Most small business owners are accustomed to wearing many hats and figuring things out on the fly. Navigating the complex world of local and digital marketing falls squarely into this camp, since it’s not typically something most small business owners “natively” understand. The past few years have seen the introduction of a whole universe of new tools designed to address individual aspects of digital marketing. Whereas they’re all intended to help small business owners, sometimes they can yield new problems since they often don’t work well together and require a steep learning curve.
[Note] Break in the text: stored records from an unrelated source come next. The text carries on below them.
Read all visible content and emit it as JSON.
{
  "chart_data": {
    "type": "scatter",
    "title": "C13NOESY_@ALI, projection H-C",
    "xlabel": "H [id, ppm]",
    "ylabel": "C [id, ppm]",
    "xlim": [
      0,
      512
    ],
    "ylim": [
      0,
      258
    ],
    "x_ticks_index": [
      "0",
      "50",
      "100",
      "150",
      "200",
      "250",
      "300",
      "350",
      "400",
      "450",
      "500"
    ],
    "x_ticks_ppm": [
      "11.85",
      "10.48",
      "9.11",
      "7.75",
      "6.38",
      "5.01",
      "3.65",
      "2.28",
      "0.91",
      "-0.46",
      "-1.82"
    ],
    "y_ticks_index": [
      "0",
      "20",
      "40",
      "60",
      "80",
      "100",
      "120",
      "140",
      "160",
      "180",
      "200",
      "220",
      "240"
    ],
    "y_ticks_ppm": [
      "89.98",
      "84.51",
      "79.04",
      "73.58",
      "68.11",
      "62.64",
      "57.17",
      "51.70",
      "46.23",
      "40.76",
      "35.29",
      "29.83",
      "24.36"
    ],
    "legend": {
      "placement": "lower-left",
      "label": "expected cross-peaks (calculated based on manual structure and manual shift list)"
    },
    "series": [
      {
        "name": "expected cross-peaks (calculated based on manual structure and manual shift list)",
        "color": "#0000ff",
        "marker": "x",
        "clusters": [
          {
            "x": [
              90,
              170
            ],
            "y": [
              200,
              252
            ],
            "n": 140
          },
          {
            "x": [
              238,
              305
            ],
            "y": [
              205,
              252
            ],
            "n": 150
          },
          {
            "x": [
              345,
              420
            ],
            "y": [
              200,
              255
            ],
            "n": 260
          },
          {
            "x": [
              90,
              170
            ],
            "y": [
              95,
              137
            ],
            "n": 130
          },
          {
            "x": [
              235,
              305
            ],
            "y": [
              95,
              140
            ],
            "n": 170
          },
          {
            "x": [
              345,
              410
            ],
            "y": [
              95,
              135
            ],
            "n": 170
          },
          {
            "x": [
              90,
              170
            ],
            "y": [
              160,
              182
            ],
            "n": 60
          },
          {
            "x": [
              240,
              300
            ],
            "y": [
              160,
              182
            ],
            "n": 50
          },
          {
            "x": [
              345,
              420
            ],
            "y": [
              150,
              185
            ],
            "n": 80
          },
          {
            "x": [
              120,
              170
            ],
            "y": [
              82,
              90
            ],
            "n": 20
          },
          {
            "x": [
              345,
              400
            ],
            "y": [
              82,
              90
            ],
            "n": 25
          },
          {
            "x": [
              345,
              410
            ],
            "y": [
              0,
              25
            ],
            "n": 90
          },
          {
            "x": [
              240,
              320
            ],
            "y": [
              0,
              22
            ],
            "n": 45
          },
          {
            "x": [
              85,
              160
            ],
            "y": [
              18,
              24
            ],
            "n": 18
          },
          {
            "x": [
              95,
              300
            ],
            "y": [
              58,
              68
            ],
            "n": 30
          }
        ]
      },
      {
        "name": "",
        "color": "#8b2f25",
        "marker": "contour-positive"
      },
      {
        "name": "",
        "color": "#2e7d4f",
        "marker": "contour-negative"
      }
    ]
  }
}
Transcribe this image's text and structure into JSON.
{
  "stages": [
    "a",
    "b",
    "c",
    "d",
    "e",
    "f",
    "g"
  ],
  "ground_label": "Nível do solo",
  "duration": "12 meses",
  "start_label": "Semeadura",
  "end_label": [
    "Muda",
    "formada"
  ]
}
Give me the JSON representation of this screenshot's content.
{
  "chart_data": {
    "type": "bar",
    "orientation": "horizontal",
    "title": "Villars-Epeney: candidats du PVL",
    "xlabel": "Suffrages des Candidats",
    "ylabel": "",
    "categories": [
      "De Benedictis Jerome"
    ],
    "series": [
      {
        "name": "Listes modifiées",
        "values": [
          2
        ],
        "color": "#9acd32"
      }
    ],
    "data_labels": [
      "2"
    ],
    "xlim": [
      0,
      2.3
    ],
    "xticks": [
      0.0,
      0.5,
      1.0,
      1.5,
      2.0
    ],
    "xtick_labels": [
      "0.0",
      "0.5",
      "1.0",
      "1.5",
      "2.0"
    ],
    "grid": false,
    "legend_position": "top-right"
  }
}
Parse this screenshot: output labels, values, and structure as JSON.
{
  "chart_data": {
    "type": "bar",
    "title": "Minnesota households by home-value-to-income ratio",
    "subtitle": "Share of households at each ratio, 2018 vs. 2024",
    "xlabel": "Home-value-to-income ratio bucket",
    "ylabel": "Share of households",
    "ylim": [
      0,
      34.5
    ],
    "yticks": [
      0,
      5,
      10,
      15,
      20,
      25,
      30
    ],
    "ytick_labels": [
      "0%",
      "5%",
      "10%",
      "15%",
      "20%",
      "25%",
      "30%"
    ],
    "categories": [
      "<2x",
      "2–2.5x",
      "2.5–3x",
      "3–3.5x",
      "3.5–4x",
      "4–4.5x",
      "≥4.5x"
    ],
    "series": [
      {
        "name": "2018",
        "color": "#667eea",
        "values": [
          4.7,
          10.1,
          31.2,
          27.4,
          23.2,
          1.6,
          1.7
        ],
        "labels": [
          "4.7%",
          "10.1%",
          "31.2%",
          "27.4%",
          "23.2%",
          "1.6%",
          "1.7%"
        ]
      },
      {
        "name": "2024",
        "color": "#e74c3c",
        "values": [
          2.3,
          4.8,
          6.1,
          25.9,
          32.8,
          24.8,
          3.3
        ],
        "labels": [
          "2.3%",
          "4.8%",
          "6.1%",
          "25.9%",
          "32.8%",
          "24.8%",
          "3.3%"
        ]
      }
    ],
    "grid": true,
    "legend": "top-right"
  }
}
In 2016, we will see a shift away from many of these discreet, single-purpose tools toward more comprehensive marketing solutions. The small businesses that choose digital marketing solutions that offer the greatest impact on mobile and online customers and require the least amount of effort to use are the ones that will thrive. Here’s a look at five ways SMB local marketing will mature in the coming year:
- SMBs will get serious about mobile. Local and mobile go hand in hand, as more consumers than ever use their mobile phones when they are making shopping decisions in their immediate area. With more consumers living on their phones and Google’s revised algorithms for mobile sites, more SMBs will now realize they need to have a truly mobile-friendly website (i.e. not only optimized for mobile phones, but also one that offers video and digital coupons) to be discovered and appeal to mobile customers.
- Advertisers will demand “true” location-based ads. The increasing importance of location-tagged ad inventory has resulted in more publishers and app developers “dressing up” their inventory to make it appear more location-specific. In reality, much of the available inventory that purports to be location-specific actually isn’t. Larger advertisers and industry experts already have realized the unpleasant fact that their ad performance is substantially impaired because of faulty location targeting. As awareness of this issue becomes more widespread, expect more small businesses to demand better location-based solutions in the coming year.
- Advertising on social networks will get more accessible. Social networks always have held great promise as a marketing platform for local businesses. The combination of excellent data for targeting ads, the increasing amount of time spent on the networks, and the ability to inject advertising in native format is extremely compelling. To date, however, social platforms have been primarily focused on large advertisers with deep pockets, leaving small businesses to deal with poorly designed and difficult to use tools of limited use. This will change in the coming year as social networks – including and especially Facebook – provide better and more robust solutions to make advertising more accessible for small businesses.
- Real insights will be important than data. Analytics have tremendous potential to improve the performance of ad campaigns, but all too often they are relegated to dashboards and graphs that don’t get much attention and consequently don’t have much value. Small businesses then have to invest additional time and energy to convert the data into actionable business insights. Expect to see more solutions that automatically translate the data into meaningful insights and then apply these insights to make adjustments to campaigns with minimal need for engagement by the business owner. This capability is especially important for small business owners who do not have the bandwidth to manage the process manually.
- Demand for multi-platform facilitators will grow. Despite the best efforts of the major ad inventory owners, setting up and managing an effective campaign to target local prospects remains a frustrating and difficult task. The process is substantially more challenging if a business owner is trying to operate a campaign across multiple platforms (e.g. Google, Facebook, Twitter). There is a clear opportunity for service providers to create a simple yet comprehensive system that allows small businesses to benefit from the relative strengths of the various platforms without having to invest the time and effort to become an expert in each.
Gary Cowan is senior vice president of marketing at DataSphere, a mobile marketing automation company that provides sophisticated targeting and campaign management for local businesses. Gary has helped many small businesses develop local marketing strategies and reap new business benefits. Prior to joining DataSphere, Gary was director of search traffic at Amazon and also worked in Microsoft’s MSN division (now called Bing).